The center will be operated by HealthPoint and is funded by the voter-approved Best Starts for Kids Levy as part of a network of school-based health centers (SBHCs) overseen by Public Health—Seattle & King County.
“We know a young person’s motivation and ability to learn is directly linked to their overall health, and that is why it’s essential to work in partnership to provide them access to the health care they need,” Constantine said. “School-based health centers are a proven model – offering critical resources and ensuring that we support not only the health of young people but also set them up for long-term success in their education.”
Best Starts for Kids is investing more than $3 million annually in SBHCs around the region, along with investments from the City of Seattle Families, Education, Preschool and Promise Levy, expanding to a total of 36 clinics since first launching at Rainer Beach High School in Seattle in 1989. SBHCs are open to all students and are designed to offer supports to those with the highest needs. They provide integrated and coordinated primary medical care, mental health care, and oral health services. Highline High School has a diverse student body with 85 percent students of color and 33 percent of the students being English Language Learners.
“Having access to doctors and health care providers in a school-based clinic means students can get sports physicals, and help navigating the process, without having to leave school,” said Lori Box, athletic director at Highline High School. “More students were able to participate in spring sports from the first day of practice, thanks to our HealthPoint clinic at Highline High School.”
SBHCs connect students to care that may be difficult to find in their communities and are a proven strategy that offers comprehensive health services including immunizations, family planning, and mental health counseling within a school setting.
“We are delighted that HealthPoint Highline School-Based Health Center is now open and provides medical and behavioral health care to Highline students,” said Katherine L. Gudgel, MS, Director of Community Programs, at HealthPoint Admin. “We continue to partner with King County Sexual Assault Resource Center to raise awareness of school-based services with a particular focus on supporting Latinx students, who make up about fifty percent of the student body. The staff at Highline have proven to be very welcoming partners who are fierce advocates of their students’ wellbeing, and we share their passion for student health.”

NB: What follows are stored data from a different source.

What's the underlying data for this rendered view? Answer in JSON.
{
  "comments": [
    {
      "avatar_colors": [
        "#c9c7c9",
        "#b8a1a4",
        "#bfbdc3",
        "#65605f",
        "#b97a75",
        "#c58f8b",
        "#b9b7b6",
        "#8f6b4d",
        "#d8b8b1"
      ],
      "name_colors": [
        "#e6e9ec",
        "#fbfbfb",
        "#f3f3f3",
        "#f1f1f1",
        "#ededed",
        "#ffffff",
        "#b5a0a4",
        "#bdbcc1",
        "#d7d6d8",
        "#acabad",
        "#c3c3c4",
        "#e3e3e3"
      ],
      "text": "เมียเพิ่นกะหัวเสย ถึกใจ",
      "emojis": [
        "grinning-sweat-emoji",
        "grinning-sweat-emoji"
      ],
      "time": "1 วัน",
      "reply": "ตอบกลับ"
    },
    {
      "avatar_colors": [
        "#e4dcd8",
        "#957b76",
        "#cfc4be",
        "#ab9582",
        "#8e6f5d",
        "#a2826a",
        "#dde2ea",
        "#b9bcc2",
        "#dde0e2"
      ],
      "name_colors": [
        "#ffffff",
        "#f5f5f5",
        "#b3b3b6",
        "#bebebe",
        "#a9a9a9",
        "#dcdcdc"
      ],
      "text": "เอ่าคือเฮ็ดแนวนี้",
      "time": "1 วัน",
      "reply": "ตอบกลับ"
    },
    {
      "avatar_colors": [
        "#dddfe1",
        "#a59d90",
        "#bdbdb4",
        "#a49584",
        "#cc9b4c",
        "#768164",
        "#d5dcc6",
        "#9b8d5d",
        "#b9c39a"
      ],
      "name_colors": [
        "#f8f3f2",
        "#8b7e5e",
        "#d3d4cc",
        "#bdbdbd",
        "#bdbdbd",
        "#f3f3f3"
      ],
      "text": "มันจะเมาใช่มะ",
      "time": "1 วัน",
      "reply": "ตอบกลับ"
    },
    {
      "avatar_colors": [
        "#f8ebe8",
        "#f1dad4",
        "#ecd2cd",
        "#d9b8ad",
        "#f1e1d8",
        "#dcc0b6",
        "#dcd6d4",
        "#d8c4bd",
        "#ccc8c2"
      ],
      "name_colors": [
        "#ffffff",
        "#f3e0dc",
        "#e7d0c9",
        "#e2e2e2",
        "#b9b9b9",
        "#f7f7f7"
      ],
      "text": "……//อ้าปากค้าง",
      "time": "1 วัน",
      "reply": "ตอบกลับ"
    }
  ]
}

SBHCs serve to promote students’ health and educational success. The use of SBHCs is significantly associated with improvements in GPA and attendance and acts as a direct line to mental health services. Young people are 21 times more likely to access mental health services at SBHCs than at community clinics.
“I’m confident that this new school-based health center will make lives better for students at Highline High School, because of the proven track record that we have with creating these clinics on school campuses,” said Dr. Faisal Khan, Director of Public Health — Seattle & King County. “Not only will the students have reliable, direct access to a full spectrum of basic health care, but they also get long-term benefits. School-based health centers are shown to improve educational outcomes and young people’s overall well-being.”
Earlier this month King County announced a partnership with Ballmer Group that will fund mental health expansions in SBHCs across King County. These partnerships with school districts, community groups, and SBHCs will help achieve King County’s goal to build equitable supports for young people, so they can access the resources they need, and further their education.
The new Highline High School SBHC is now open and fully operational for students to access services.